In Malek, the evidence supplied by the taxpayer was able to demonstrate that the financial support received from their deceased child had been significant. The child had accepted responsibility for mortgage repayments, maintenance and other expenses of the unit in which the taxpayer lived.

That dependency involves more than the mere receipt of support, but also reliance on it, was affirmed by Hamilton J in Griffiths v Westernhagen [2008] NSWSC 851, [58]:

    'For a relationship of dependency to be established, there must be more than the mere giving of money. Rather there must be a relationship where one party relies on the other for what is required for their ordinary living.'

The tenor of the case law noted above refers to a level of dependency to maintain the dependant's ordinary living (Griffiths v Westernhagen), normal standards of living (Malek's case) and relying on another as a means of subsistence (Kauri Timber Co (Tas) Pty Ltd).

    If the financial support provided merely supplements the person's income and represents quality of life payments, then it would not be considered substantial support.

In this case, the point to be considered is whether the facts show your client depended or relied on the earnings of the Deceased to maintain his/her ordinary standard of living at the time of the Deceased's death.

You have stated that your client's primary source of income is his/her wages.

The Deceased provided your client with some financial support. In particular, the Deceased made several lump sum payments in order to clear your client's personal loans and debts, and to pay the deposit on the land.

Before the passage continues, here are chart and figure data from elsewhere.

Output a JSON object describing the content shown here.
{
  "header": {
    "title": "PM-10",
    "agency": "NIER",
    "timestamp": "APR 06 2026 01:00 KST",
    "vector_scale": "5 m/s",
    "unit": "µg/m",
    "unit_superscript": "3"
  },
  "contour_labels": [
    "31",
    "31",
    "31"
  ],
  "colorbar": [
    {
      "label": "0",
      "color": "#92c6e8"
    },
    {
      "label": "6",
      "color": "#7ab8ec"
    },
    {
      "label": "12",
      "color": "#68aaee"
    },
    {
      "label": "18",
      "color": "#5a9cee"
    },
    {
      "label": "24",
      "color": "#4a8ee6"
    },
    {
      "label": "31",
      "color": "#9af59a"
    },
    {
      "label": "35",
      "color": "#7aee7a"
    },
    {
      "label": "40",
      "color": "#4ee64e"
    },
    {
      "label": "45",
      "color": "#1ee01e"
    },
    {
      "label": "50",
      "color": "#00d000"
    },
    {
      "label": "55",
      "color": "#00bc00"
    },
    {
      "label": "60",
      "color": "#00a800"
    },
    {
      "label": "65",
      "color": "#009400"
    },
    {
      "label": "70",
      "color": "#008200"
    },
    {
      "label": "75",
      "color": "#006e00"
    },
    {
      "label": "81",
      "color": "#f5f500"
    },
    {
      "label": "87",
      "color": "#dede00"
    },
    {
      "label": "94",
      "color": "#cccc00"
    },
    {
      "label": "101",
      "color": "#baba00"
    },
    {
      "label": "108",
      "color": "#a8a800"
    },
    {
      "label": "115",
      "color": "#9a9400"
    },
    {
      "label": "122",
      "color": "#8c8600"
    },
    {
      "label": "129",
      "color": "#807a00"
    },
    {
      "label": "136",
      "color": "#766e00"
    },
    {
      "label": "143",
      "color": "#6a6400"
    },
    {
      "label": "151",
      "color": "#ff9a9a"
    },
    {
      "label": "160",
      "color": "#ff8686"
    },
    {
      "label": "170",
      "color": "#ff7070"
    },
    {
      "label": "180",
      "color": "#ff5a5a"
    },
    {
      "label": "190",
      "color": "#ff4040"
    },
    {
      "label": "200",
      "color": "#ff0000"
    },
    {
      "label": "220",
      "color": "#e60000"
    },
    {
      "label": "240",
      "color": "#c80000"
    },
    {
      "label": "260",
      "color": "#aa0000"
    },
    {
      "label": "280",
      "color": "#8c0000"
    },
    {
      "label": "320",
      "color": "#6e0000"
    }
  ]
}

The Deceased also made contributions to a joint bank account held with your client, which your client used to fund medical treatments for his/her spouse, and to pay some bills and supplement his/her income at times when work was erratic.

Whilst the Deceased provided financial benefits to your client, the support from the Deceased was neither regular nor continuous. Rather, the Deceased provided irregular amounts to your client, which are better characterised as the giving of money (Griffith v Westernhagen) and derivation of a benefit (per Simmons v White) The financial support provided supplemented your client's personal income and represents quality of life payments.

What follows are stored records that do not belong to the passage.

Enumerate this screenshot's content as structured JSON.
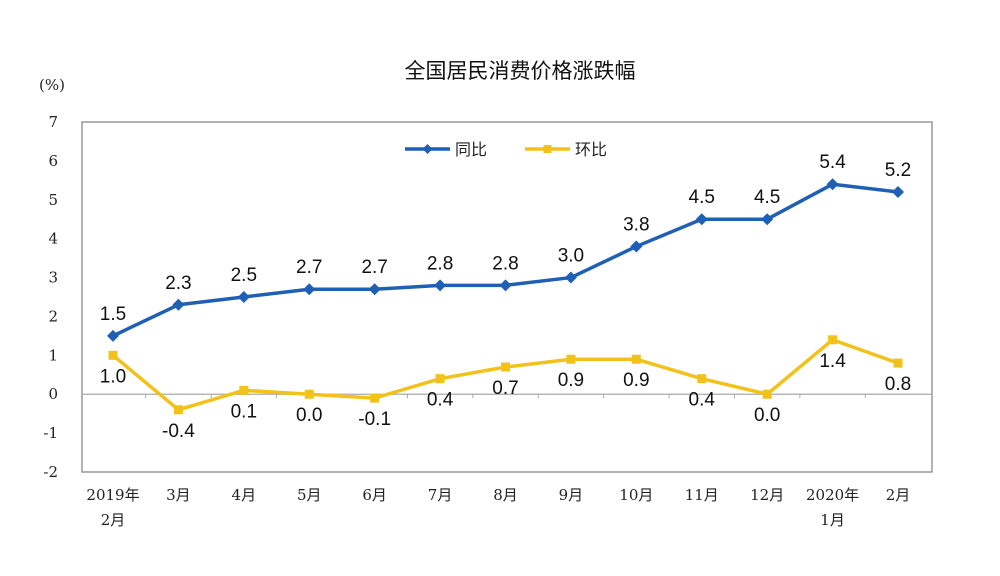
{
  "chart_data": {
    "type": "line",
    "title": "全国居民消费价格涨跌幅",
    "ylabel": "(%)",
    "xlabel": "",
    "ylim": [
      -2,
      7
    ],
    "yticks": [
      "7",
      "6",
      "5",
      "4",
      "3",
      "2",
      "1",
      "0",
      "-1",
      "-2"
    ],
    "categories": [
      [
        "2019年",
        "2月"
      ],
      [
        "3月"
      ],
      [
        "4月"
      ],
      [
        "5月"
      ],
      [
        "6月"
      ],
      [
        "7月"
      ],
      [
        "8月"
      ],
      [
        "9月"
      ],
      [
        "10月"
      ],
      [
        "11月"
      ],
      [
        "12月"
      ],
      [
        "2020年",
        "1月"
      ],
      [
        "2月"
      ]
    ],
    "legend_position": "top-center",
    "grid": false,
    "series": [
      {
        "name": "同比",
        "color": "#1f5fb4",
        "marker": "diamond",
        "values": [
          1.5,
          2.3,
          2.5,
          2.7,
          2.7,
          2.8,
          2.8,
          3.0,
          3.8,
          4.5,
          4.5,
          5.4,
          5.2
        ],
        "labels": [
          "1.5",
          "2.3",
          "2.5",
          "2.7",
          "2.7",
          "2.8",
          "2.8",
          "3.0",
          "3.8",
          "4.5",
          "4.5",
          "5.4",
          "5.2"
        ]
      },
      {
        "name": "环比",
        "color": "#f2c21b",
        "marker": "square",
        "values": [
          1.0,
          -0.4,
          0.1,
          0.0,
          -0.1,
          0.4,
          0.7,
          0.9,
          0.9,
          0.4,
          0.0,
          1.4,
          0.8
        ],
        "labels": [
          "1.0",
          "-0.4",
          "0.1",
          "0.0",
          "-0.1",
          "0.4",
          "0.7",
          "0.9",
          "0.9",
          "0.4",
          "0.0",
          "1.4",
          "0.8"
        ]
      }
    ]
  }
}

Therefore, it cannot be said that the Deceased was the one who contributed all or a major amount of necessary financial support to your client. That is, your client was not substantially maintained or supported financially by the Deceased.

In view of the above it is considered your client was not financially dependant on the Deceased at the time of the Deceased's death, within the meaning in paragraph 302-195(1)(c) of the ITAA 1997

Conclusion

As your client was not financially dependant on the Deceased, nor in an interdependency relationship with the Deceased, just before their death, your client is not a death benefits dependant as defined under section 302-195 of the ITAA 1997.